Vous écrivez beaucoup ?
J’ai été approché au printemps dernier par un éditeur qui possédait des notes de travail de l’auteur décédé William Mcllvanney. Sa veuve et son agent souhaitaient que je lise les notes pour en faire un roman. C’était un immense honneur. Un roman qui se passe à Glasgow en 1972. Bon, je ne connais pas bien la ville et à l’époque, j’avais seulement 12 ans ! Pour moi, il s’agissait donc d’un roman historique. Il m’a fallu me plonger dans cette période et j’y ai pris beaucoup de plaisir. C’était une responsabilité énorme d’écrire ce livre, car je suis un fan de Mcllvanney et il a eu une grande influence sur moi – bien que nos styles soient très différents. Je vou­lais donner au lecteur l’impression qu’il avait été écrit par Mcllvanney.
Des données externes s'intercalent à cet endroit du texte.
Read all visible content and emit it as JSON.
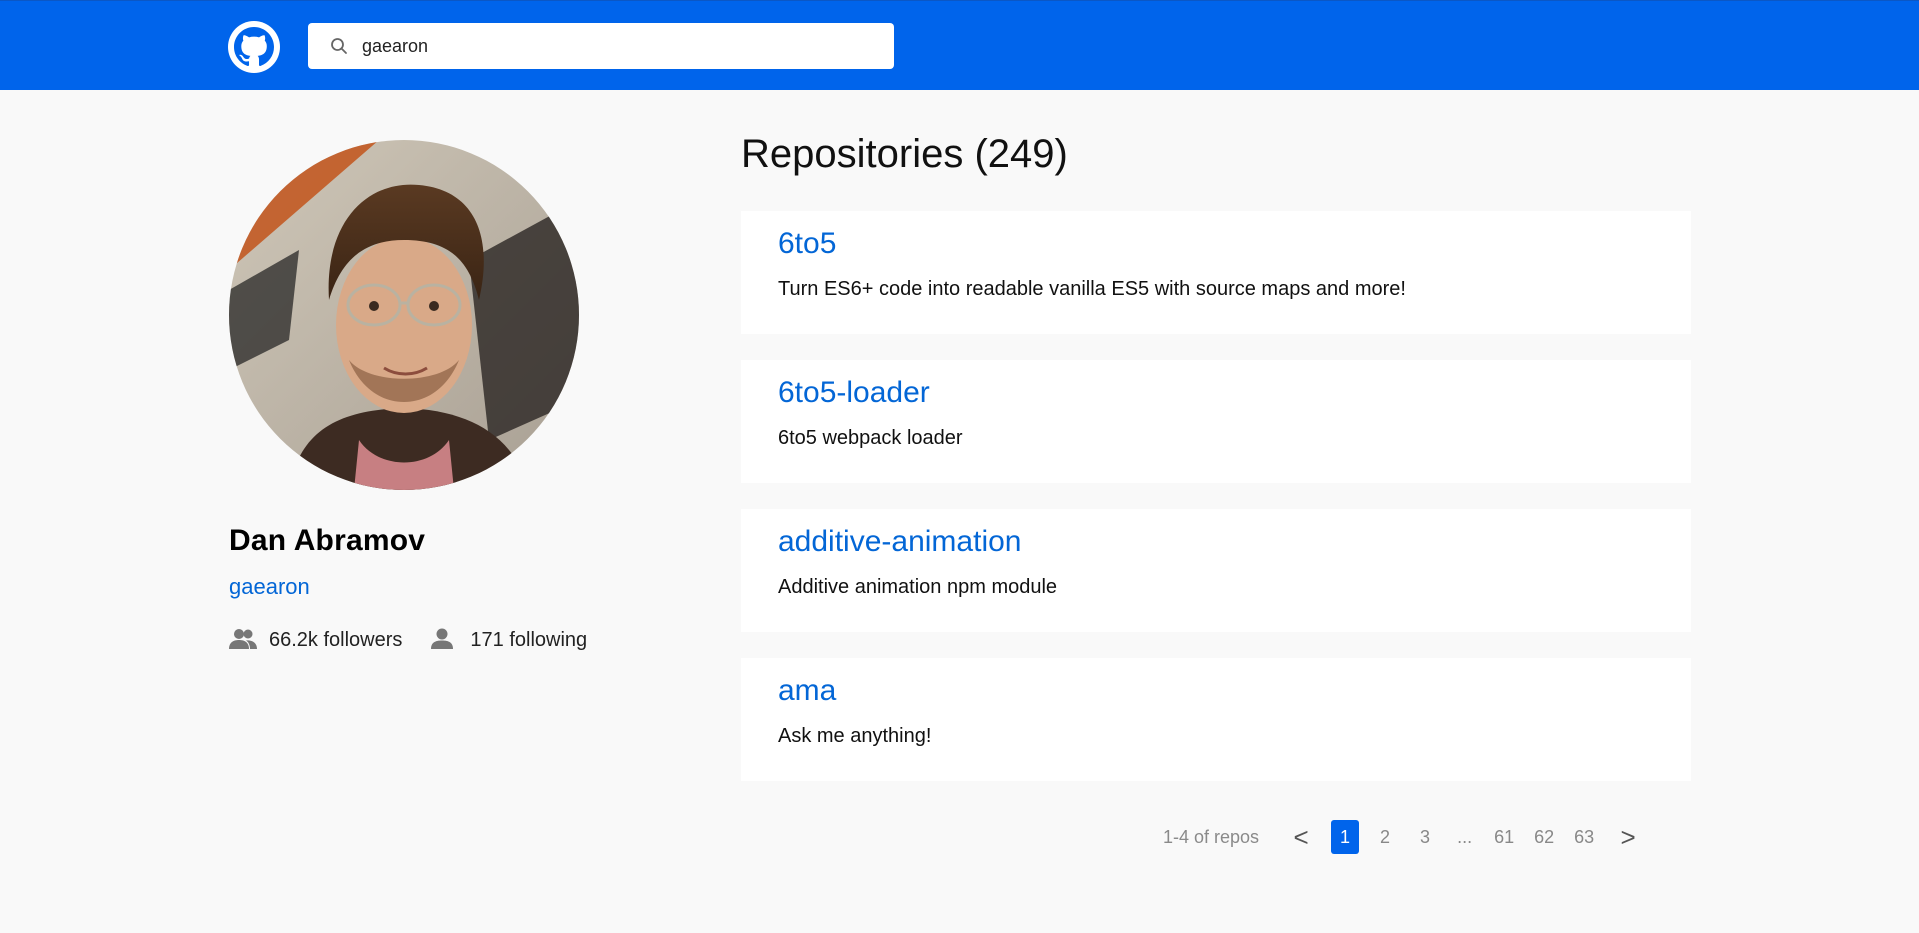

Ce dernier avait laissé une trentaine de pages rédigées et j’en ai donc composé environ cent soixante de plus. Quand sa veuve a lu le manuscrit final, elle a dit ne pas avoir repéré de ruptures de style : elle aurait été incapable de pointer lequel de nous deux avait écrit quelle page, et c’était comme si je lui avais redonné vie. C’est un très beau compliment ! Cela m’a beaucoup touché. Le livre sera publié en septembre 2021.